Accordingly, the bill will destroy the system that allows profits from winners to offset losses from losers, and likely destroy the economic architecture that has led the U.S. pharmaceutical industry to be the envy of the world. It will also significantly reduce the profitability of U.S. firms which will have a dramatic impact on their share prices, and the stock market as a whole. Lower profits will inevitably lead to reduced research and development, which will slow the discovery of new drugs.

This last effect puts this Congressional action in proper perspective. Congress is sacrificing future cures so that they can offer voters cheaper drugs between now and the next election. Such crass calculations have sadly become par for the course in American politics.

That said, I am not even sure that the political calculation is correct.
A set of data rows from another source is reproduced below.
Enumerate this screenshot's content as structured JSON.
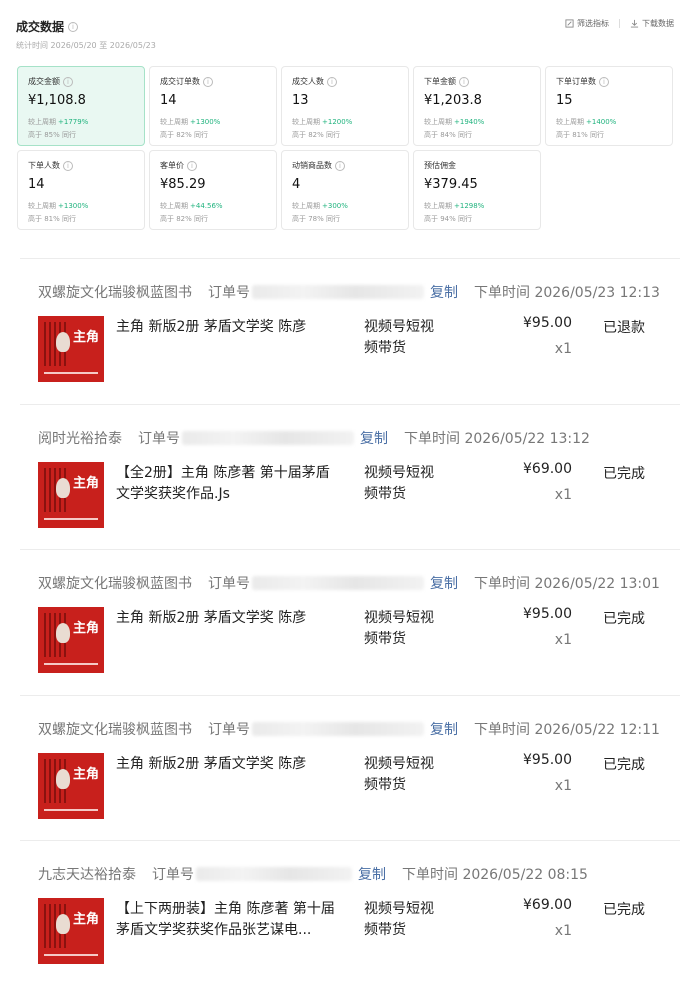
{
  "header": {
    "title": "成交数据",
    "subtitle": "统计时间 2026/05/20 至 2026/05/23",
    "filter_label": "筛选指标",
    "download_label": "下载数据"
  },
  "metrics": [
    {
      "label": "成交金额",
      "value": "¥1,108.8",
      "cmp_label": "较上周期",
      "cmp_value": "+1779%",
      "rank": "高于 85% 同行",
      "active": true
    },
    {
      "label": "成交订单数",
      "value": "14",
      "cmp_label": "较上周期",
      "cmp_value": "+1300%",
      "rank": "高于 82% 同行"
    },
    {
      "label": "成交人数",
      "value": "13",
      "cmp_label": "较上周期",
      "cmp_value": "+1200%",
      "rank": "高于 82% 同行"
    },
    {
      "label": "下单金额",
      "value": "¥1,203.8",
      "cmp_label": "较上周期",
      "cmp_value": "+1940%",
      "rank": "高于 84% 同行"
    },
    {
      "label": "下单订单数",
      "value": "15",
      "cmp_label": "较上周期",
      "cmp_value": "+1400%",
      "rank": "高于 81% 同行"
    },
    {
      "label": "下单人数",
      "value": "14",
      "cmp_label": "较上周期",
      "cmp_value": "+1300%",
      "rank": "高于 81% 同行"
    },
    {
      "label": "客单价",
      "value": "¥85.29",
      "cmp_label": "较上周期",
      "cmp_value": "+44.56%",
      "rank": "高于 82% 同行"
    },
    {
      "label": "动销商品数",
      "value": "4",
      "cmp_label": "较上周期",
      "cmp_value": "+300%",
      "rank": "高于 78% 同行"
    },
    {
      "label": "预估佣金",
      "value": "¥379.45",
      "cmp_label": "较上周期",
      "cmp_value": "+1298%",
      "rank": "高于 94% 同行"
    }
  ],
  "thumb_word": "主角",
  "orders": [
    {
      "shop": "双螺旋文化瑞骏枫蓝图书",
      "order_label": "订单号",
      "copy": "复制",
      "time": "下单时间 2026/05/23 12:13",
      "product": "主角 新版2册 茅盾文学奖 陈彦",
      "channel": "视频号短视频带货",
      "price": "¥95.00",
      "qty": "x1",
      "status": "已退款"
    },
    {
      "shop": "阅时光裕拾泰",
      "order_label": "订单号",
      "copy": "复制",
      "time": "下单时间 2026/05/22 13:12",
      "product": "【全2册】主角 陈彦著 第十届茅盾文学奖获奖作品.Js",
      "channel": "视频号短视频带货",
      "price": "¥69.00",
      "qty": "x1",
      "status": "已完成"
    },
    {
      "shop": "双螺旋文化瑞骏枫蓝图书",
      "order_label": "订单号",
      "copy": "复制",
      "time": "下单时间 2026/05/22 13:01",
      "product": "主角 新版2册 茅盾文学奖 陈彦",
      "channel": "视频号短视频带货",
      "price": "¥95.00",
      "qty": "x1",
      "status": "已完成"
    },
    {
      "shop": "双螺旋文化瑞骏枫蓝图书",
      "order_label": "订单号",
      "copy": "复制",
      "time": "下单时间 2026/05/22 12:11",
      "product": "主角 新版2册 茅盾文学奖 陈彦",
      "channel": "视频号短视频带货",
      "price": "¥95.00",
      "qty": "x1",
      "status": "已完成"
    },
    {
      "shop": "九志天达裕拾泰",
      "order_label": "订单号",
      "copy": "复制",
      "time": "下单时间 2026/05/22 08:15",
      "product": "【上下两册装】主角 陈彦著 第十届茅盾文学奖获奖作品张艺谋电...",
      "channel": "视频号短视频带货",
      "price": "¥69.00",
      "qty": "x1",
      "status": "已完成"
    }
  ]
}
For example, the Associated Press reported on July 16th that the FDA discovered that millions of fake Lipitor pills were slipped into the country this spring. The extent to which these fake drugs harmed consumers is not yet known, but the FDA is concerned that it will be unable to adequately monitor the quality of imported drugs if this bill becomes law. FDA commissioner Mark McClellan told the AP that "our enemies are smart, they're cunning, they're aggressive." Imagine the news coverage when U.S. patients start dying because their cheap imported drugs proved to be ineffective counterfeits. It is hard to imagine that such stories will help incumbents.

If Congress allows reimportation, it will be frittering away a crown jewel of the U.S. economy for short-term political gain that will endanger Americans. Let's hope our elected officials see the light before it is too late.

Kevin A. Hassett is Director of Economic Policy Studies at the American Enterprise Institute.